More recently, Dr Coates has noted that, although transfusion requirement has dropped at St Mary's Nuffield in Bristol, there are still many locations throughout the UK where potentially avoidable transfusions are still taking place and where, therefore, significant improvements in transfusion practice could be achieved with the right protocols in place.

Future considerations affecting the UK blood supply

The advantage of focussing on elective orthopaedic procedures is twofold. Firstly, 6% of all blood used is accounted for by hip and knee replacements and the nature of elective surgery means that careful planning can help reduce the requirement for banked blood. There have been many other reasons to consider the need to plan including donor shortages and inherent risks associated with the use of donor blood and, as time goes on, further implications continue to arise.

The inclusion of prion filtration in the routine processing of donated blood, aimed at reducing the risk of transmission of vCJD, is imminent, with fears of additional cost burden on hospitals performing transfusions. The vCJD screening test which is largely anticipated, but as yet with no clear timetable for implementation, has led to fears that the donor pool could reduce by up to 50% due to paranoia over potential social implications for known carriers. Indeed, current donors struck from the register due to increased risk may have previous transfusions traced back through the transfusion history in order to identify recipients who may, therefore, also be at risk.

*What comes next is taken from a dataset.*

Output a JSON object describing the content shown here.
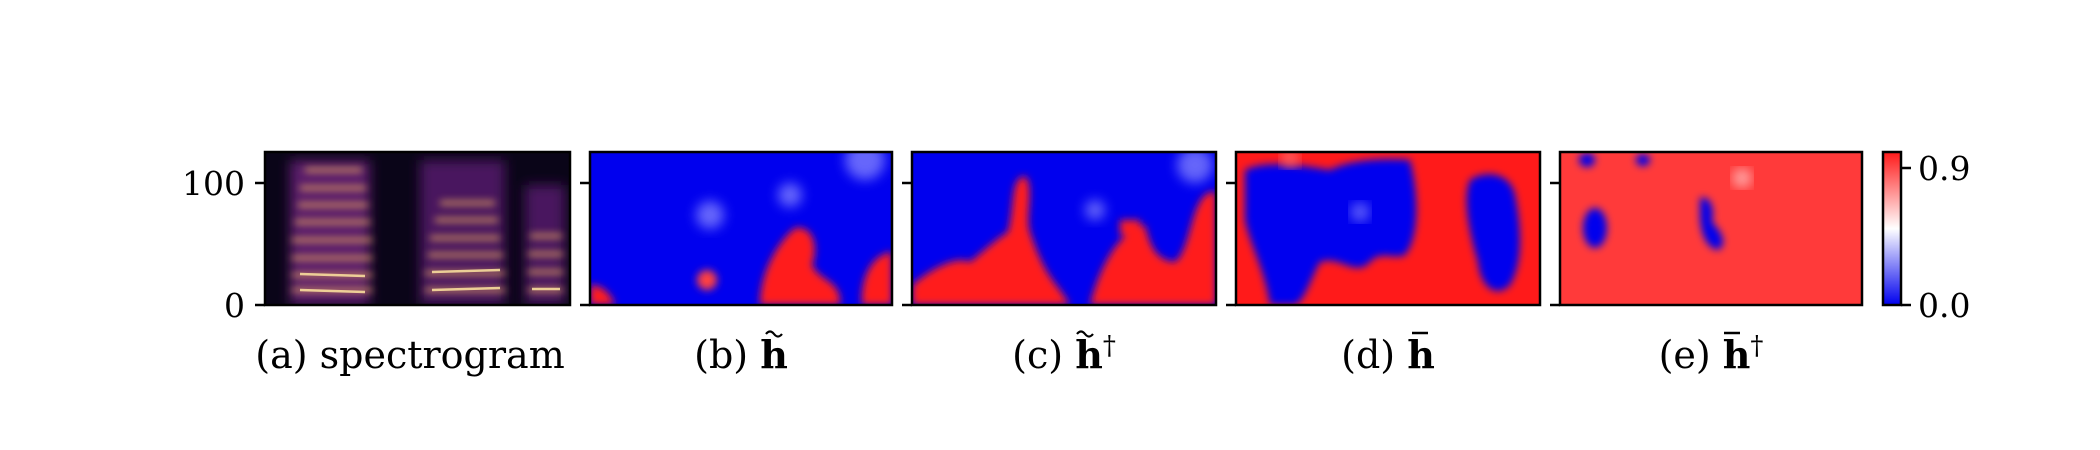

This method of managing risk and attempting to cut vCJD off at the source could have the knock on effect of removal of further potential donors from the donor pool.

With these changes in the logistics of blood donation and the consideration of potentially adverse clinical implications, a counter change is required in transfusion practice to ensure that the availability of blood for patients who have a genuine and unavoidable requirement for blood is unchanged. If the blood required cannot be made available through donation, then it must be made available through appropriate use programmes and alternative methods.

Better Blood Transfusion 2 has provided a platform for significant improvements in blood transfusion practice and, undoubtedly, there has been a reduction in the inappropriate use of blood. Indeed, in 2005-6, there was a 4.4% reduction in red cells issued over the previous year 2 providing a good indicator that appropriate use programmes are working. Better Blood Transfusion 3 is due for publication this year and will undoubtedly maintain emphasis on the need to reduce inappropriate blood use and should build on the momentum gained through previous publications. It is, however, ultimately down to actions in the clinical arena to ensure successful implementation of protocols in line with requirements. So, by understanding current usage and through the use of resources empowered to focus on blood transfusion practice, further improvements are possible. And let's not forget that success stories do exist and significant improvements have been made so sharing of knowledge and experience could result in rapid action. A symptomatic blood shortage looms closer and the quicker we act, the more likely we are to avoid what is often billed as “the inevitable”.